O conhecimento entendido de uma forma abrangente, é um modo de entendimento da realidade, uma poderosa ferramenta para a sobrevivência. Há múltiplas formas de interpretar o visível. O processo de conhecimento é contínuo, cumulativo.
O edifício da Escola da Vila tem uma arquitetura muito qualificada, o que faz do seu espaço uma referência e uma motivação adicional para falar, para comunicar, sobre a importância de habitar sítios onde a arquitetura seja especialmente cuidada. Espaços criteriosamente desenhados aportam qualidade de vida para quem os habita. Que a Escola seja o porto de abrigo para viagens, reais e imaginárias, por todo o território da ilha. Que, a partir das suas salas de aula, ou do espaço do antigo refeitório, se aprofunde o conhecimento da singular e única geologia desta paisagem, que se conheça a história do povoamento humano do lugar, que se estabeleçam pontes dinâmicas com a vizinha ilha da Madeira, simultaneamente próxima e distante, tão diferente em tantos aspetos.
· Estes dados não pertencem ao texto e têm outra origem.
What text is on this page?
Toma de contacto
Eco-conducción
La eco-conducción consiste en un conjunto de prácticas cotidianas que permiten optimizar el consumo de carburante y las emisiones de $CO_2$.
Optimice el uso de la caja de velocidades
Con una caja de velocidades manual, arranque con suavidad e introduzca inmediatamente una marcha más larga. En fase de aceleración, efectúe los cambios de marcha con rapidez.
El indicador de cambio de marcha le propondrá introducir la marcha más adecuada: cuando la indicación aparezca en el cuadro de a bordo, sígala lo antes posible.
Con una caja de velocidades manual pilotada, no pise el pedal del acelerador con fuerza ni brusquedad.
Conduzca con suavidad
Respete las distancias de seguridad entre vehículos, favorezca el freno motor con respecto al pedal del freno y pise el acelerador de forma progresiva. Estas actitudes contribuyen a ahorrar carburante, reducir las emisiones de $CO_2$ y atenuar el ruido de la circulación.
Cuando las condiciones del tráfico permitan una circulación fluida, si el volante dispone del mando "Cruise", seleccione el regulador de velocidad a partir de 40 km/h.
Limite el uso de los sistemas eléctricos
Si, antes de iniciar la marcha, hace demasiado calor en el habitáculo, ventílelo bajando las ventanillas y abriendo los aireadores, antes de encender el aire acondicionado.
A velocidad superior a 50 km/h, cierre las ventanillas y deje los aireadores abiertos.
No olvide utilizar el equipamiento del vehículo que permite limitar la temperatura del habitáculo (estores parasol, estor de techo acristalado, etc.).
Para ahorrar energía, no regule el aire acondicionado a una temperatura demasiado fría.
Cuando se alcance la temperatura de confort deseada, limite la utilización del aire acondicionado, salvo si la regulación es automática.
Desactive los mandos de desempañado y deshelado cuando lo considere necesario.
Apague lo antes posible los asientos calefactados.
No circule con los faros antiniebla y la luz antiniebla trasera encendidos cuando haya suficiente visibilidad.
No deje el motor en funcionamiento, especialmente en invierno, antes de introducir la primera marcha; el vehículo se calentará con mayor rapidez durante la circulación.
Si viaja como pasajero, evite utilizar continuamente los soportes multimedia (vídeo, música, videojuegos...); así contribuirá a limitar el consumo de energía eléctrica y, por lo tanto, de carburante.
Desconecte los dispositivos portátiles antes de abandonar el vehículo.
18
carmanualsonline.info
Dia 19 de outubro de 2022, quarta-feira
3067 fotografias (dgdg1183572-dg1186638)
Escola da Vila; Imediações da Escola; Vila Baleira; Pico do Castelo; Pico do Facho; Rocha de Nossa Senhora (Senhora da Graça); Miradouro da Figueirinha do Brito; Casinhas.

Paisagens dentro da arquitetura

005. As questões ambientais
As ilhas são, quase sempre, territórios extremamente sensíveis a essa realidade incontornável que são as alterações climáticas. Porto Santo não foge a este quadro. A possibilidade da elevação do nível médio do mar, num período relativamente curto, trará consequências devastadoras sobre o povoamento humano da ilha. O extenso areal da costa sul da ilha, que estrutura praticamente toda a atividade económica, pode desaparecer. É urgente que estas geografias mais ameaçadas assumam um papel determinante na reflexão e ação sobre a sensibilização sobre as alterações climáticas e as formas possíveis de reverter o processo. No coberto vegetal, os gigantes arbóreo, que por vezes encontramos, são exemplos de conexão, de diálogo com as mais frágeis manifestações da vida. São sistemas orgânicos que se ligam, talvez por todo o vivo ter uma origem comum, partilharem células que, no essencial, são idênticas. Toda a memória viva da terra está guardada, codificada, no interior das células. A vida é como um jogo de regras evolutivas e indeterminadas.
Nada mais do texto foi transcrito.